B.Retailleau avait évoqué une riposte graduée, une sorte de bras de fer avec l'Algérie. Il a regretté hier une stratégie de "discrétion", qu'il qualifie même "d'omerta". - B.Retailleau: La grande discrétion vis-à-vis de votre confrère, C.Gleizes, ça n'a pas fonctionné, cette stratégie.
Personne n'en parlait. Même une histoire tempétueuse ne doit pas justifier l'omerta. - C.Roux: Il conteste la stratégie du Quai d'Orsay et de la France, qui est de faire profil bas et de négocier en coulisses.
Il avait choisi une autre option: le bras de fer. - P.Allémonière: Il a toujours préféré cela.
Il l'avait mis un peu en sourdine avant la condamnation de B.Sansal, mais là, il y retourne directement. C'est du pain bénit pour B.Retailleau.
Officiellement, la France a choisi la politique de désescalade, mais pas tout le temps. Quand E.Macron est arrivé au pouvoir, et même durant la campagne présidentielle, il parlait effectivement de crimes contre l'humanité à propos de la colonisation.
Tout cela a changé. Après, on a parlé des généraux, qui étaient une rente mémorielle...

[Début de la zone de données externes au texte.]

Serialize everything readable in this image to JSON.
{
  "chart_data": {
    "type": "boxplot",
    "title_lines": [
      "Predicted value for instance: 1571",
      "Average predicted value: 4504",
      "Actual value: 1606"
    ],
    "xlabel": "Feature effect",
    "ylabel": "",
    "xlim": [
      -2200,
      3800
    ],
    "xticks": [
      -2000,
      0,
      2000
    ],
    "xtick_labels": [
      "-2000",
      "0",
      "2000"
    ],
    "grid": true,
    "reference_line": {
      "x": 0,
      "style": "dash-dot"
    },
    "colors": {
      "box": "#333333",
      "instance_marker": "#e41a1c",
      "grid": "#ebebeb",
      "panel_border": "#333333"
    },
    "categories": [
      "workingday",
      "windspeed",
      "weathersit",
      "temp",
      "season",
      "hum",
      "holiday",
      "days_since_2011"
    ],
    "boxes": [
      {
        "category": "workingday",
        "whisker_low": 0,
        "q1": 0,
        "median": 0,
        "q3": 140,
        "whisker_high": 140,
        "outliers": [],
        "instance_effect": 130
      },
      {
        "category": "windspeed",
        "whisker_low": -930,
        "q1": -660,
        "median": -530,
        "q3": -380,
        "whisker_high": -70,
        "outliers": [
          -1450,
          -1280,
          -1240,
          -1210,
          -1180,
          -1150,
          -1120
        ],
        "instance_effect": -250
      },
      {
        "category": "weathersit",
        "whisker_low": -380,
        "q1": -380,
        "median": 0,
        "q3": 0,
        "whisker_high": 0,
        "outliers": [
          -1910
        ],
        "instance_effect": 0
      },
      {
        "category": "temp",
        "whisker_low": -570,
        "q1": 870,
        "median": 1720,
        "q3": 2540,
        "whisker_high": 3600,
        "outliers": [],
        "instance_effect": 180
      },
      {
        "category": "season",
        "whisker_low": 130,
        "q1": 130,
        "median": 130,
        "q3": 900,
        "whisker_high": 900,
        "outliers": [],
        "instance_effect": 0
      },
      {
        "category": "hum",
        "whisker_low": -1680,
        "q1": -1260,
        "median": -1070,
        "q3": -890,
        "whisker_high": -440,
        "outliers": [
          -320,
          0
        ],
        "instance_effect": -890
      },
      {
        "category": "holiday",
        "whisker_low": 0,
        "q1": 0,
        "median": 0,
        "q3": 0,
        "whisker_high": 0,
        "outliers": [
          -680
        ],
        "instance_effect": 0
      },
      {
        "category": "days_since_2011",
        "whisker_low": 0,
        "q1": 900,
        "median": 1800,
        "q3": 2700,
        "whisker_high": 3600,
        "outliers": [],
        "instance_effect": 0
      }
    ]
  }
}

Après, il y a eu la réconciliation. La France y est allée en 2022, voyage extraordinaire. Après, l'affaire d'une jeune femme médecin exfiltrée en France via la Tunisie parce que les Algériens voulaient remettre la main dessus.

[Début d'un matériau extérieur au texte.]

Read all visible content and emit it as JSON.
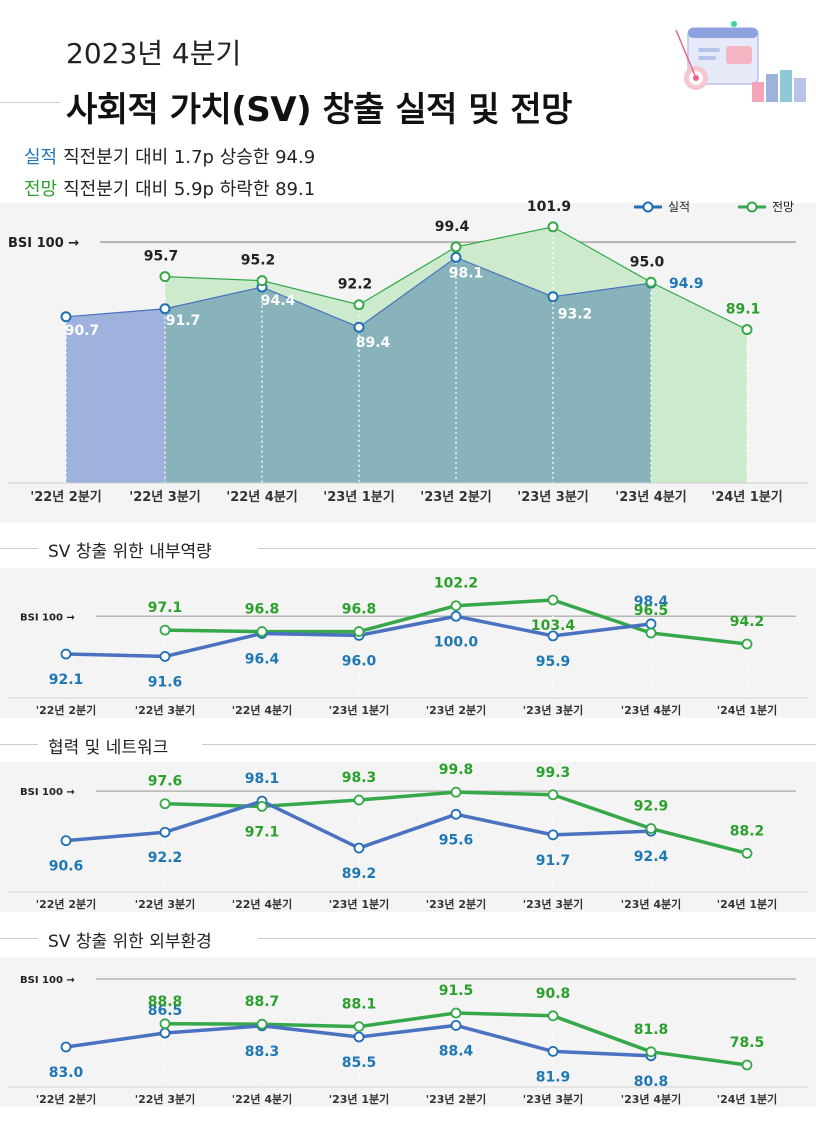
{
  "header": {
    "year_quarter": "2023년 4분기",
    "title": "사회적 가치(SV) 창출 실적 및 전망"
  },
  "summary": {
    "actual_label": "실적",
    "actual_text": "직전분기 대비 1.7p 상승한 94.9",
    "forecast_label": "전망",
    "forecast_text": "직전분기 대비 5.9p 하락한 89.1"
  },
  "legend": {
    "actual": "실적",
    "forecast": "전망"
  },
  "baseline_label": "BSI 100 →",
  "colors": {
    "actual_area": "#9fb1dd",
    "actual_line": "#4a72c0",
    "actual_label": "#1f78b4",
    "forecast_area": "#cdeacd",
    "forecast_line": "#36a84a",
    "forecast_label": "#2ca02c",
    "overlap_area": "#88b3bb",
    "panel_bg": "#f4f4f4",
    "reference_line": "#b5b5b5"
  },
  "chart_data": [
    {
      "type": "area",
      "title": "",
      "categories": [
        "'22년 2분기",
        "'22년 3분기",
        "'22년 4분기",
        "'23년 1분기",
        "'23년 2분기",
        "'23년 3분기",
        "'23년 4분기",
        "'24년 1분기"
      ],
      "series": [
        {
          "name": "실적",
          "values": [
            90.7,
            91.7,
            94.4,
            89.4,
            98.1,
            93.2,
            94.9,
            null
          ]
        },
        {
          "name": "전망",
          "values": [
            null,
            95.7,
            95.2,
            92.2,
            99.4,
            101.9,
            95.0,
            89.1
          ]
        }
      ],
      "reference_line": 100,
      "ylim": [
        70,
        104
      ],
      "legend_position": "top-right",
      "grid": false
    },
    {
      "type": "line",
      "title": "SV 창출 위한 내부역량",
      "categories": [
        "'22년 2분기",
        "'22년 3분기",
        "'22년 4분기",
        "'23년 1분기",
        "'23년 2분기",
        "'23년 3분기",
        "'23년 4분기",
        "'24년 1분기"
      ],
      "series": [
        {
          "name": "실적",
          "values": [
            92.1,
            91.6,
            96.4,
            96.0,
            100.0,
            95.9,
            98.4,
            null
          ]
        },
        {
          "name": "전망",
          "values": [
            null,
            97.1,
            96.8,
            96.8,
            102.2,
            103.4,
            96.5,
            94.2
          ]
        }
      ],
      "reference_line": 100,
      "ylim": [
        85,
        108
      ],
      "grid": false
    },
    {
      "type": "line",
      "title": "협력 및 네트워크",
      "categories": [
        "'22년 2분기",
        "'22년 3분기",
        "'22년 4분기",
        "'23년 1분기",
        "'23년 2분기",
        "'23년 3분기",
        "'23년 4분기",
        "'24년 1분기"
      ],
      "series": [
        {
          "name": "실적",
          "values": [
            90.6,
            92.2,
            98.1,
            89.2,
            95.6,
            91.7,
            92.4,
            null
          ]
        },
        {
          "name": "전망",
          "values": [
            null,
            97.6,
            97.1,
            98.3,
            99.8,
            99.3,
            92.9,
            88.2
          ]
        }
      ],
      "reference_line": 100,
      "ylim": [
        82,
        104
      ],
      "grid": false
    },
    {
      "type": "line",
      "title": "SV 창출 위한 외부환경",
      "categories": [
        "'22년 2분기",
        "'22년 3분기",
        "'22년 4분기",
        "'23년 1분기",
        "'23년 2분기",
        "'23년 3분기",
        "'23년 4분기",
        "'24년 1분기"
      ],
      "series": [
        {
          "name": "실적",
          "values": [
            83.0,
            86.5,
            88.3,
            85.5,
            88.4,
            81.9,
            80.8,
            null
          ]
        },
        {
          "name": "전망",
          "values": [
            null,
            88.8,
            88.7,
            88.1,
            91.5,
            90.8,
            81.8,
            78.5
          ]
        }
      ],
      "reference_line": 100,
      "ylim": [
        72,
        104
      ],
      "grid": false
    }
  ]
}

Et le Sahara, la reconnaissance par la France de la marocanité sur le Sahara occidental. Péché mortel, rupture...
Après, les influenceurs. Le problème de la France avec l'Algérie, c'est du yo-yo permanent. On arrive, de temps à autre, à faire ce que j'appelle des cessez-le-feu, mais jamais la paix. - C.Roux: Pourquoi?
Parce que notre histoire commune? - P.Allémonière: Pour B.Sansal, la population est très remontée, mais quelle population?

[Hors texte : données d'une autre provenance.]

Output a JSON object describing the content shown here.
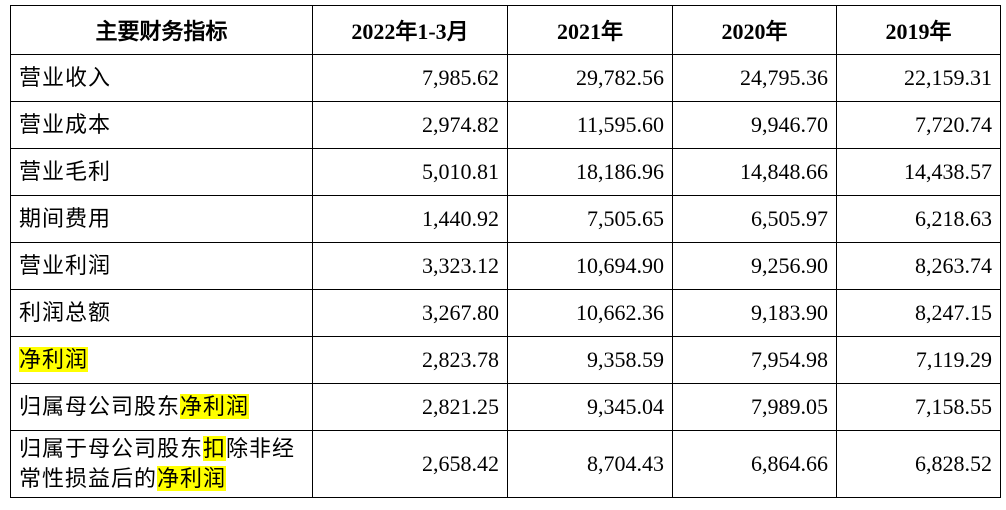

La classe qui a plus de 40 ans. Les jeunes regardent ailleurs et rêvent de venir en France faire des petits boulots ou partir étudier au Royaume-Uni. On a des populations marquées de part et d'autre par notre histoire.
On n'arrive pas à évacuer cette histoire. - C.Roux: A quel niveau sommes-nous de ce yo-yo dans nos relations?
En avril, la France et l'Algérie ont expulsé des agents de leurs ambassades respectives à Paris et à Alger. Vous avez résumé le reste. On est dans un coup de chaud ou à J-1 avant la rupture?
La coopération entre les 2 pays était gelée. - P.Allémonière: On a besoin de l'Algérie sur le plan militaire, mais l'Algérie a aussi besoin de nous.
Là, on est en suspens dans le bas. On n'est pas complètement au fond, parce qu'on attend la fête de l'Indépendance et la décision du président Tebboune. - C.Roux: Est-ce que ça se passe entre E.Macron et le président Tebboune? - P.Allémonière: Les 2 n'ont pas de mauvaises relations.
Ca a plutôt bien collé entre eux. Simplement, c'est l'entourage du président Tebboune qui se déchire entre les pro-Français et les anti-Français. Je ne sais pas s'il a pris sa décision concernant B.Sansal. - C.Roux: On en fait assez sur B.Sansal, otage politique, comme vous le disiez? - P.Allémonière: Nous avons trop attendu.
Il avait fait le choix de la France et a été déçu.